Deep Randomized Least Squares Value Iteration

ICLR 2020  ·  Guy Adam, Tom Zahavy, Oron Anschel, Nahum Shimkin ·

Exploration while learning representations is one of the main challenges Deep Reinforcement Learning (DRL) faces today. As the learned representation is dependant in the observed data, the exploration strategy has a crucial role. The popular DQN algorithm has improved significantly the capabilities of Reinforcement Learning (RL) algorithms to learn state representations from raw data, yet, it uses a naive exploration strategy which is statistically inefficient. The Randomized Least Squares Value Iteration (RLSVI) algorithm (Osband et al., 2016), on the other hand, explores and generalizes efficiently via linearly parameterized value functions. However, it is based on hand-designed state representation that requires prior engineering work for every environment. In this paper, we propose a Deep Learning adaptation for RLSVI. Rather than using hand-design state representation, we use a state representation that is being learned directly from the data by a DQN agent.

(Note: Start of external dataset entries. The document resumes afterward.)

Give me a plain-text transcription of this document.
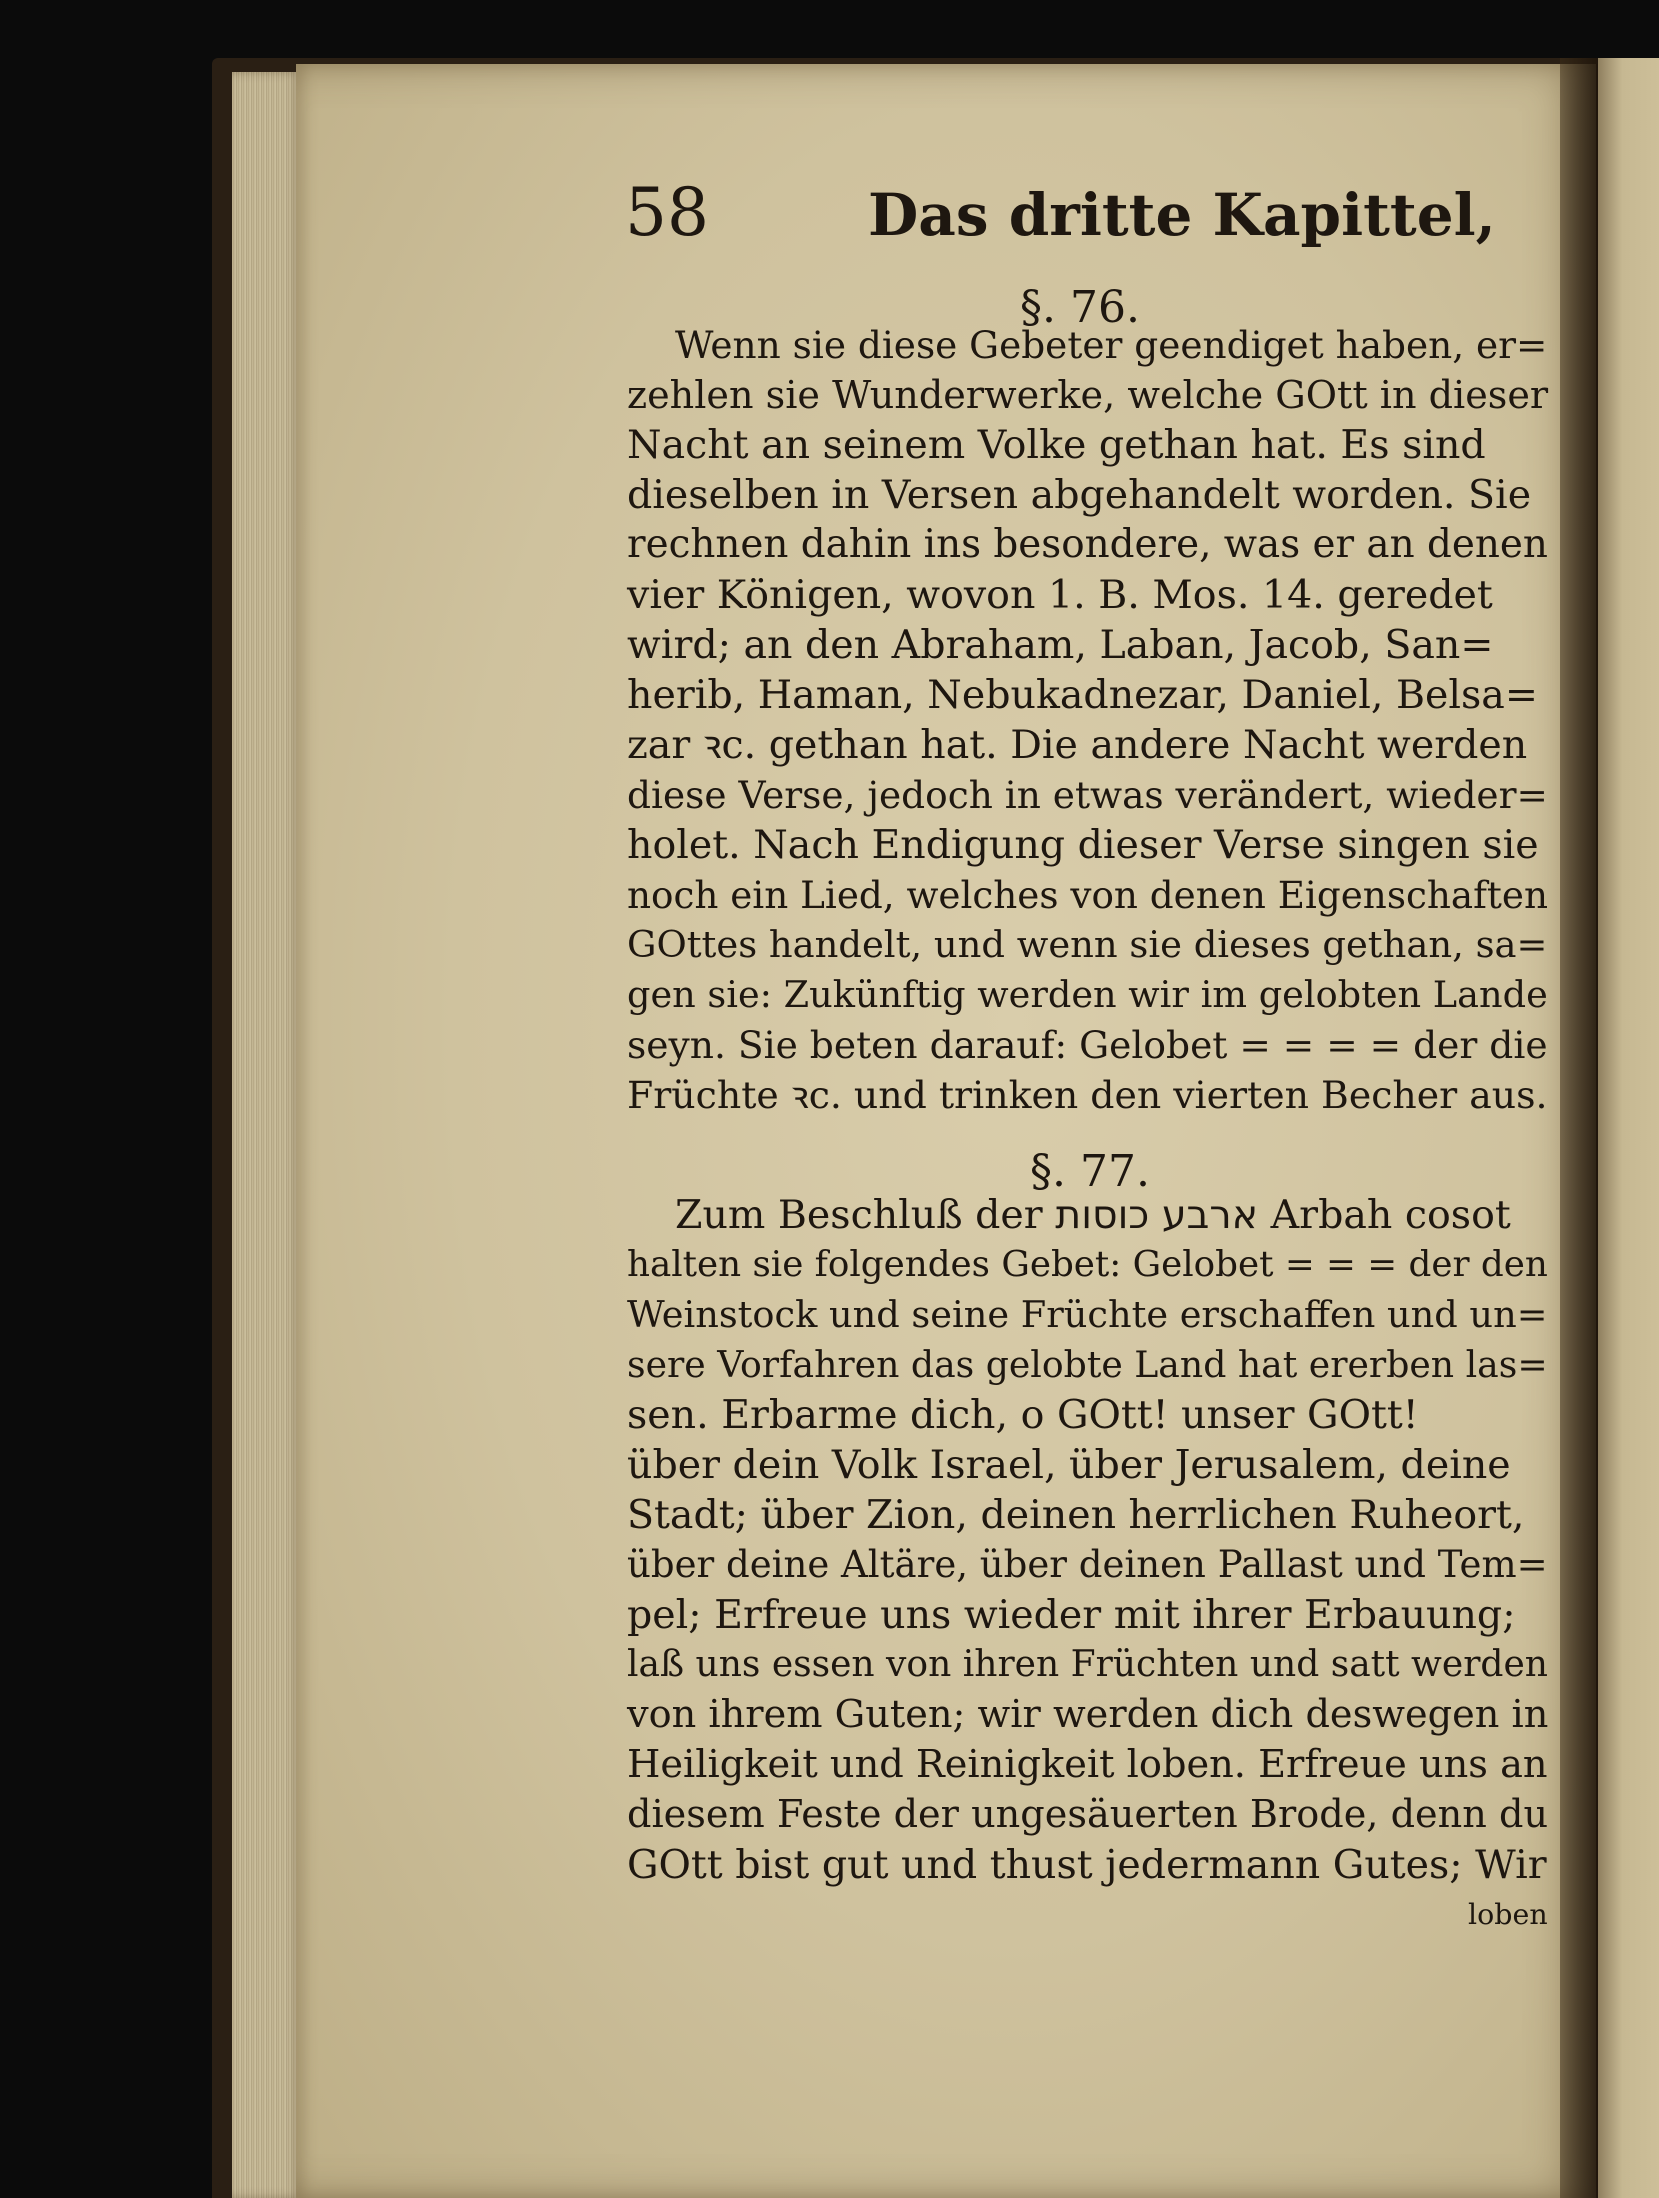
58	Das dritte Kapittel,
§. 76.
Wenn sie diese Gebeter geendiget haben, er=
zehlen sie Wunderwerke, welche GOtt in dieser
Nacht an seinem Volke gethan hat. Es sind
dieselben in Versen abgehandelt worden. Sie
rechnen dahin ins besondere, was er an denen
vier Königen, wovon 1. B. Mos. 14. geredet
wird; an den Abraham, Laban, Jacob, San=
herib, Haman, Nebukadnezar, Daniel, Belsa=
zar ꝛc. gethan hat. Die andere Nacht werden
diese Verse, jedoch in etwas verändert, wieder=
holet. Nach Endigung dieser Verse singen sie
noch ein Lied, welches von denen Eigenschaften
GOttes handelt, und wenn sie dieses gethan, sa=
gen sie: Zukünftig werden wir im gelobten Lande
seyn. Sie beten darauf: Gelobet = = = = der die
Früchte ꝛc. und trinken den vierten Becher aus.
§. 77.
Zum Beschluß der ארבע כוסות Arbah cosot
halten sie folgendes Gebet: Gelobet = = = der den
Weinstock und seine Früchte erschaffen und un=
sere Vorfahren das gelobte Land hat ererben las=
sen. Erbarme dich, o GOtt! unser GOtt!
über dein Volk Israel, über Jerusalem, deine
Stadt; über Zion, deinen herrlichen Ruheort,
über deine Altäre, über deinen Pallast und Tem=
pel; Erfreue uns wieder mit ihrer Erbauung;
laß uns essen von ihren Früchten und satt werden
von ihrem Guten; wir werden dich deswegen in
Heiligkeit und Reinigkeit loben. Erfreue uns an
diesem Feste der ungesäuerten Brode, denn du
GOtt bist gut und thust jedermann Gutes; Wir
loben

As the representation is being optimized during the learning process, a key component for the suggested method is a likelihood matching mechanism, which adapts to the changing representations. We demonstrate the importance of the various properties of our algorithm on a toy problem and show that our method outperforms DQN in five Atari benchmarks, reaching competitive results with the Rainbow algorithm.